A fine aprile il rendimento lordo di un Btp secondo i dati Banca d’Italia a tre anni era-0,01%; venerdì scorso a Piazza Affari quotava a +0,829%; il bond a cinque anni è passato da 0,65% a 1,42%, il decennale da 1,77% a 2,50%, il trentennale dal 2,85% al 3,4%.  Sono tassi che non si vedevano dal 2014. Chi ha comprato negli ultimi anni vendendo deve mettere in conto una perdita in conto capitale anche non indifferente.

Ma vale la pena? Se non si ha bisogno di realizzare subito è meglio tenere i titoli fino alla scadenza, anche perché alla minusvalenza si aggiungono le commissioni da pagare alla banca. Il discorso cambia invece se il prezzo dei titoli è ancora superiore al valore di carico, allora si può valutare se convenga vendere per reinvestire quando la tempesta si sarà placata.

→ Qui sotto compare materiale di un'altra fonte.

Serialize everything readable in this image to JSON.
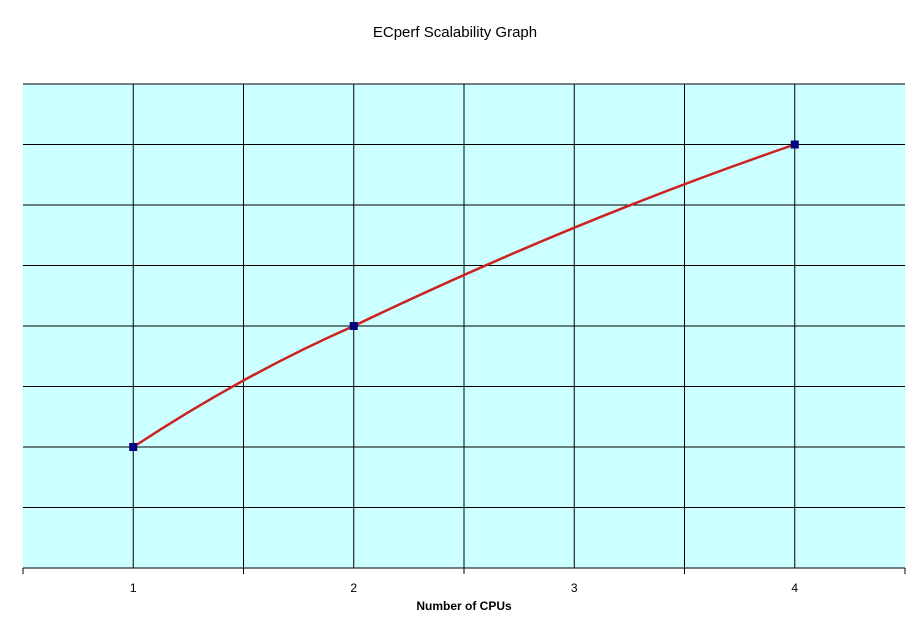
{
  "chart_data": {
    "type": "line",
    "title": "ECperf Scalability Graph",
    "xlabel": "Number of CPUs",
    "ylabel": "",
    "x_tick_labels": [
      "1",
      "2",
      "3",
      "4"
    ],
    "x": [
      1,
      2,
      4
    ],
    "series": [
      {
        "values": [
          2,
          4,
          7
        ],
        "line_color": "#cc2222",
        "marker_color": "#000080",
        "marker": "square"
      }
    ],
    "xlim": [
      0.5,
      4.5
    ],
    "ylim": [
      0,
      8
    ],
    "y_gridlines": 8,
    "grid": true,
    "plot_background": "#ccffff",
    "legend": "none"
  }
}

Infine c’è il discorso di famiglie e imprese: se la crisi dello spread si aggrava le prime a soffrirne le conseguenze saranno le imprese in difficoltà, che avranno più ostacoli (o più interessi da pagare) per reperire credito sul mercato dei capitali. Se poi la situazione dovesse precipitare, allora le banche potrebbero chiedere rientri ai clienti meno affidabili. Infine: il credito finalizzato agli acquisti a rate a fine marzo era offerto, secondo Banca d’Italia, a un tasso medio del 9,36%, il credito personale al 9,94%, il credito revolving al 16,14%. Un incremento dei tassi dei crediti senza garanzia reale è altamente probabile.